“What did you have for supper last night?” “What would you charge to mow all the lawns in your neighbourhood, or wash all the dishes at restaurants in Sandton?” “Explain this function of the business to my eight-year old son.” The interview process is changing, and you need to adapt.
Interviewers turn to these questions to determine if you’ll fit in at the company, establish how quick you think on your feet, or to see if you understand the business; and, more importantly, will you be able to translate industry lingo into English when speaking to clients.
In most cases there is no glaringly wrong answer to these questions, so long as you explain your reasoning behind what you have to said. Your interviewer will have to consider your views and opinions.
Probably the most important factor in effective job interviewing is doing enough research into the company prior to your interview. You cannot, and should not, assume that you will learn about the company once you start the job or will be able to find out more at the interview. You will just look unprepared if you ask a question that you could have answered for yourself by simply performing a Google search on the company.
When doing research on the company study things such as what sets them apart from their competitors, the mission and vision of the company, and recent big projects that have been completed. You will do well to consider how your skills set and the role you are interviewing for will fit into the company and projects it takes pride in.
Taking this approach serves a dual purpose; you will come across as being knowledgeable and excited about the company and position you are interviewing for, as well as cultivate the idea of your fitting in with the company. If you place yourself in the role in their minds there is really just some paperwork left before you are in the role.
You need to look confident to feel confident. It helps to do some research online about the company’s dress code. Easier yet, just take the general approach of avoiding anything too tight, low, short, or flashy. Make sure you are groomed perfectly and ensure that your car and any bags or files you may be carrying with you is clean and in good shape.
Whether you are using your own car or public transport to get to the interview it is best to do a test-run a day or two before the interview. You won’t get lost on the day and you will know exactly how much time you need to get to your appointment. The greatest benefit of this is that you will avoid looking frazzled on the day.
Being on time is a non-negotiable; don’t let your future boss wait for you. Once you get to the interview be polite to everyone you encounter. Smile and look engaged, never take a call during the interview process, not even while you are waiting!
When you are called in, make sure that your phone is packed away (that it is turned to silence is a given) and shake the hand of your interviewer firmly. If you are being interviewed by a panel repeating each person’s name as they introduce themselves will help you remember names. If you are unsure of pronunciation consider asking for help at reception before the interview.
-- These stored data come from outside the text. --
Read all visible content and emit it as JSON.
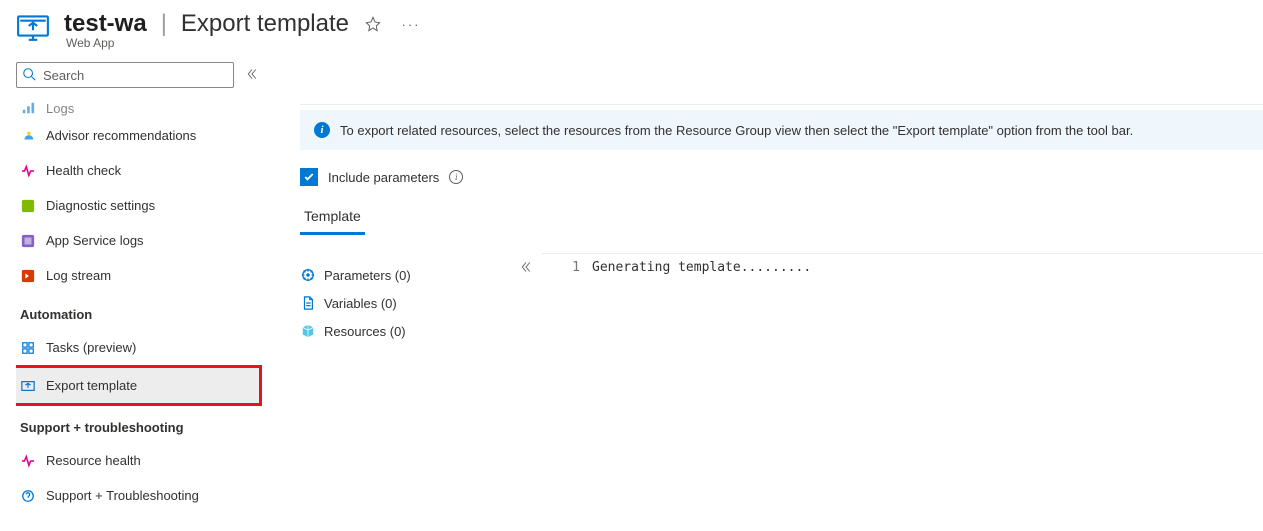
{
  "header": {
    "resource_name": "test-wa",
    "page_title": "Export template",
    "subtitle": "Web App"
  },
  "sidebar": {
    "search_placeholder": "Search",
    "items_top": [
      {
        "label": "Logs"
      },
      {
        "label": "Advisor recommendations"
      },
      {
        "label": "Health check"
      },
      {
        "label": "Diagnostic settings"
      },
      {
        "label": "App Service logs"
      },
      {
        "label": "Log stream"
      }
    ],
    "section_automation": "Automation",
    "items_automation": [
      {
        "label": "Tasks (preview)"
      },
      {
        "label": "Export template"
      }
    ],
    "section_support": "Support + troubleshooting",
    "items_support": [
      {
        "label": "Resource health"
      },
      {
        "label": "Support + Troubleshooting"
      }
    ]
  },
  "main": {
    "info_text": "To export related resources, select the resources from the Resource Group view then select the \"Export template\" option from the tool bar.",
    "include_params_label": "Include parameters",
    "tab_label": "Template",
    "tree": {
      "parameters": "Parameters (0)",
      "variables": "Variables (0)",
      "resources": "Resources (0)"
    },
    "editor": {
      "line_no": "1",
      "line_text": "Generating template........."
    }
  }
}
You need to avoid any habits or nervous ticks that could make you seem nervous. Squeezing the armrest, swinging your foot or playing with your fingers will distract the interviewer and demonstrate what you are really feeling. Also check your posture, you want to avoid looking unsure of yourself or overly aggressive. Your best bet is to keep both your feet on the ground, your hands in your lap and your shoulders back. Sitting up straight will also make your voice clear while you look confidant.
Your display of confidence needs to reach beyond body language though. You need to speak confidently too: Avoid speech fillers such as “like” or “um”. Many people have a verbal crutch – a word or phrase they repeat multiple times. Picking up and correcting this habit before your next interview will benefit you over the long-term too.
The last few minutes of your interview will determine how you leave the interviewer feeling. Express your excitement about joining the company and surety that you fit perfectly. Ask when you can expect to know the results of the interview. You are entitled to know this and it will assist you in following up at the right time. If this date passes without you hearing anything give it two days and then phone to follow up. You want to look eager but avoid seeming pushy.
You should send a follow-up note as soon as possible after the interview, thanking the interviewer for his or her time – it will ensure that you are fresh in the interviewer’s mind after the day of interviews and displays a higher level of professionalism than other interviewees may have shown.
Preparation before, and honesty on the day of the interview is your first ammunition in making a great and lasting impression. Remember that this process is as much for you as it is for the potential employer. You need to showcase your true self and find out as much as you can about the company – there are few things worse than working at a company where your culture and personality simply do not gel.